The movie begins with the standard introduction of threat (Pitch’s Appearance) and hero’s call (North and company kidnapping Jack). It then moves into a pitched struggle with the boogieman gaining ever more ground and snuffing out belief in vast swathes, weakening the guardians as their jobs aren’t fulfilled.
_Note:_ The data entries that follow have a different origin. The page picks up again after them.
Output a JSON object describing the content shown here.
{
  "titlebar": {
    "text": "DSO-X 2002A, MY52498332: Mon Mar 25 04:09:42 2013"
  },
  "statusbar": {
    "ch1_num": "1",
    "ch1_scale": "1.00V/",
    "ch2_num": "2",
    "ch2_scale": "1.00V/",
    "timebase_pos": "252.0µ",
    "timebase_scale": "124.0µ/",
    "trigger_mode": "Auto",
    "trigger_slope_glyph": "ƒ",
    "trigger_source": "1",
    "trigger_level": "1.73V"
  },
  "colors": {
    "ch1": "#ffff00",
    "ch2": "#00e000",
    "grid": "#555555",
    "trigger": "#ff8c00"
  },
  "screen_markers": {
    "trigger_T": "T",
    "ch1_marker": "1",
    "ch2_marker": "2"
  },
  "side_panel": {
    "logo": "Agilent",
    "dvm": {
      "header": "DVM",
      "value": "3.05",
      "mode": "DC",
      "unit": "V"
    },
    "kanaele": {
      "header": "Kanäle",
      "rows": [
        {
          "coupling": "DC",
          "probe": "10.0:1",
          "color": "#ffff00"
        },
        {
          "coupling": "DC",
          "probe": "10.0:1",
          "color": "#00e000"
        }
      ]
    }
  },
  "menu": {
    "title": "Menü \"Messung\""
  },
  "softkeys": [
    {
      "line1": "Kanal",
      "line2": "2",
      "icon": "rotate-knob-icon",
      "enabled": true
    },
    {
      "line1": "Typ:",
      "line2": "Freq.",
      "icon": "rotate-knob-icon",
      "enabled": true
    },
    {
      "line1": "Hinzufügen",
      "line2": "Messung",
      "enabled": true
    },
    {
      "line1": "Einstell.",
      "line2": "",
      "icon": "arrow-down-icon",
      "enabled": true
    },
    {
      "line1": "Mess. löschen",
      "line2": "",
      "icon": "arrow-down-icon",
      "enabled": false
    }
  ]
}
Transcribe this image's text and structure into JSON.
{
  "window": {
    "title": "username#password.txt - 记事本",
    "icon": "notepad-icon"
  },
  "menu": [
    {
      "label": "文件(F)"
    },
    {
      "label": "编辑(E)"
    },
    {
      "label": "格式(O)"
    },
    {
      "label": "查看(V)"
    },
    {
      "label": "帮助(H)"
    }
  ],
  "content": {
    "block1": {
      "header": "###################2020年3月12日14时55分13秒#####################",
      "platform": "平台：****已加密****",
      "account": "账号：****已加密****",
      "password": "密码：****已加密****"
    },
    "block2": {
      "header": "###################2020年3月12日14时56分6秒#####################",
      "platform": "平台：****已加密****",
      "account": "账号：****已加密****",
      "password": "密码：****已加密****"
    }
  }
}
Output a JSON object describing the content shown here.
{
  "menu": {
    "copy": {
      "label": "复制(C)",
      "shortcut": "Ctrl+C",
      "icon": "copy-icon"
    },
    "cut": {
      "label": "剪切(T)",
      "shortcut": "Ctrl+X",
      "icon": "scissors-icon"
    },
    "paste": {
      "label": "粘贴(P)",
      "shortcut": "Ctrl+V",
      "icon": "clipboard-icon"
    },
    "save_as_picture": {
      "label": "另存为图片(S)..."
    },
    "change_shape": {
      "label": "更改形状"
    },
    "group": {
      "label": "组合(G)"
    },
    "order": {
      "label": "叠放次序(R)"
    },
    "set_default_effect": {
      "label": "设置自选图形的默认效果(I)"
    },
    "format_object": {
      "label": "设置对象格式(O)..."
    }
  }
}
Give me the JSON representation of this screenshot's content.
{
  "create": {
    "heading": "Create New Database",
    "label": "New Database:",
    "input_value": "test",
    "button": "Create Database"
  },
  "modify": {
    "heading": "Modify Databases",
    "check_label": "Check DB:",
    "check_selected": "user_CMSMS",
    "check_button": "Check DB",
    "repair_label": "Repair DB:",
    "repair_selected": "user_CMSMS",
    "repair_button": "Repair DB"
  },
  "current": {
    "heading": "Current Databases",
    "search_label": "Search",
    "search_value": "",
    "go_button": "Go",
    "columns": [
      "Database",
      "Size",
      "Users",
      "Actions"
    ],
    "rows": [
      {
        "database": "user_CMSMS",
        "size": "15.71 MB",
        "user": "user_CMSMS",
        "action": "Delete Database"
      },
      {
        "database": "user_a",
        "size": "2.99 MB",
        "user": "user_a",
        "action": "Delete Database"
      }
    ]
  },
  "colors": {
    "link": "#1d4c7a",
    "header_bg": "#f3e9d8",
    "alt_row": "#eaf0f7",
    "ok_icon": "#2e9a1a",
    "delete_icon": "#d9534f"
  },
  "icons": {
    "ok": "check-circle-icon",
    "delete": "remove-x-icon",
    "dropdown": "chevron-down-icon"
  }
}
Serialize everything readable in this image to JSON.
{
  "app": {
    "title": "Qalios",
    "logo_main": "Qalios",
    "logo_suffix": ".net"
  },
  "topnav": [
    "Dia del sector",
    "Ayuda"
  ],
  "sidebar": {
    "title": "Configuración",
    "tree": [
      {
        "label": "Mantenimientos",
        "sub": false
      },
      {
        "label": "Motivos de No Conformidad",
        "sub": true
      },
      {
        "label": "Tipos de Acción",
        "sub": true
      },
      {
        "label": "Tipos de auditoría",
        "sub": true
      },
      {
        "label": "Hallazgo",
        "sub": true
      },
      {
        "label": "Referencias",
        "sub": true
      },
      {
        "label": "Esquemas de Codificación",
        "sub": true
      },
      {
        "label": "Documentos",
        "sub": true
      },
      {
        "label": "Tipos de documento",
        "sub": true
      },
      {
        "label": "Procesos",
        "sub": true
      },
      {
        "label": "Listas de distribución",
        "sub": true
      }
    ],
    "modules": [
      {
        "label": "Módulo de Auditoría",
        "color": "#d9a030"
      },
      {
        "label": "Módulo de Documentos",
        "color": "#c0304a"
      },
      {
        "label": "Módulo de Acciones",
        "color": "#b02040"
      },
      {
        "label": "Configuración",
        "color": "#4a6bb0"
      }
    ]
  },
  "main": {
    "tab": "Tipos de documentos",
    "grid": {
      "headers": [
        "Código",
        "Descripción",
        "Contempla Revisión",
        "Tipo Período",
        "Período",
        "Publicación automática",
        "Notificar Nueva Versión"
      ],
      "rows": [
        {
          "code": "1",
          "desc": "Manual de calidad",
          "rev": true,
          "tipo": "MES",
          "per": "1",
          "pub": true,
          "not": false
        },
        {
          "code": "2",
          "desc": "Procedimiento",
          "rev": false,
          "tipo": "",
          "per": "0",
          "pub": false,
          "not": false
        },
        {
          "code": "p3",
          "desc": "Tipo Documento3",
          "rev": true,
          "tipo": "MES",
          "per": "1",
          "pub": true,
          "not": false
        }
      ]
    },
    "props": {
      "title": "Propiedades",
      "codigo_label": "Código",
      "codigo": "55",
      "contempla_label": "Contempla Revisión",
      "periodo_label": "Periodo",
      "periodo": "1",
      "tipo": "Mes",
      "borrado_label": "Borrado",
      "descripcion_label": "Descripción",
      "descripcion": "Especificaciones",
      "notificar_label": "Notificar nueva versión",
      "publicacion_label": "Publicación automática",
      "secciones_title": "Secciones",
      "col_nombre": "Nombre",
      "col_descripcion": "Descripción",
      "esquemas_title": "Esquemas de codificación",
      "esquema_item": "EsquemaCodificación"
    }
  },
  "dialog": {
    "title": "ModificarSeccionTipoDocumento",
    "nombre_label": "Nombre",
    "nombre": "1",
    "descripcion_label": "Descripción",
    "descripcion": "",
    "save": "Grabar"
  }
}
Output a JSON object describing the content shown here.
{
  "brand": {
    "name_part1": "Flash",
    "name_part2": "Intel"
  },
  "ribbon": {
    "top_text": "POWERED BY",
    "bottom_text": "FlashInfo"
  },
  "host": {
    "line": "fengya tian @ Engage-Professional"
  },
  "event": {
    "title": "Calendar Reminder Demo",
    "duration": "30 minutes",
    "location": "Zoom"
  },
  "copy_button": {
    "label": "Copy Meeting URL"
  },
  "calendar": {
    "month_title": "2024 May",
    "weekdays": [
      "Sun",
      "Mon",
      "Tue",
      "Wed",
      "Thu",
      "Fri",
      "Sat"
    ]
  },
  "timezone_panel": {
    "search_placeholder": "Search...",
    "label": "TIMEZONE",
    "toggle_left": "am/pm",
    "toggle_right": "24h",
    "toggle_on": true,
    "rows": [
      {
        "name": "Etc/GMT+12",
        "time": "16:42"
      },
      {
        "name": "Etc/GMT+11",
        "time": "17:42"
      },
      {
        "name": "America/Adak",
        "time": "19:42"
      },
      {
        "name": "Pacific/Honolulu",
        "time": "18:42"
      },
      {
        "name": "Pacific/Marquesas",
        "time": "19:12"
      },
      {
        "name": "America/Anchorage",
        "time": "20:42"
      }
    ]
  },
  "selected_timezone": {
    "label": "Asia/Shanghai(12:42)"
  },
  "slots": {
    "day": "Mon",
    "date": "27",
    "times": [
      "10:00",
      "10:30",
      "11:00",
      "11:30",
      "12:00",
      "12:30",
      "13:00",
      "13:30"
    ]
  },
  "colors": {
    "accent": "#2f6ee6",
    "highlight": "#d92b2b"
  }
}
Overall, “Rise of the Guardians” was an enjoyable, entertaining and touching movie. It had its moments of predictability, but then the hero’s journey is an established “thing” and possessed similarities to other stories (such as Terry Pratchett’s “Hogfather” or “The Nightmare Before Christmas”) while telling its own story. The similarities and shout outs were more amusing bonuses than distracting flaws.
Four out of Five stars.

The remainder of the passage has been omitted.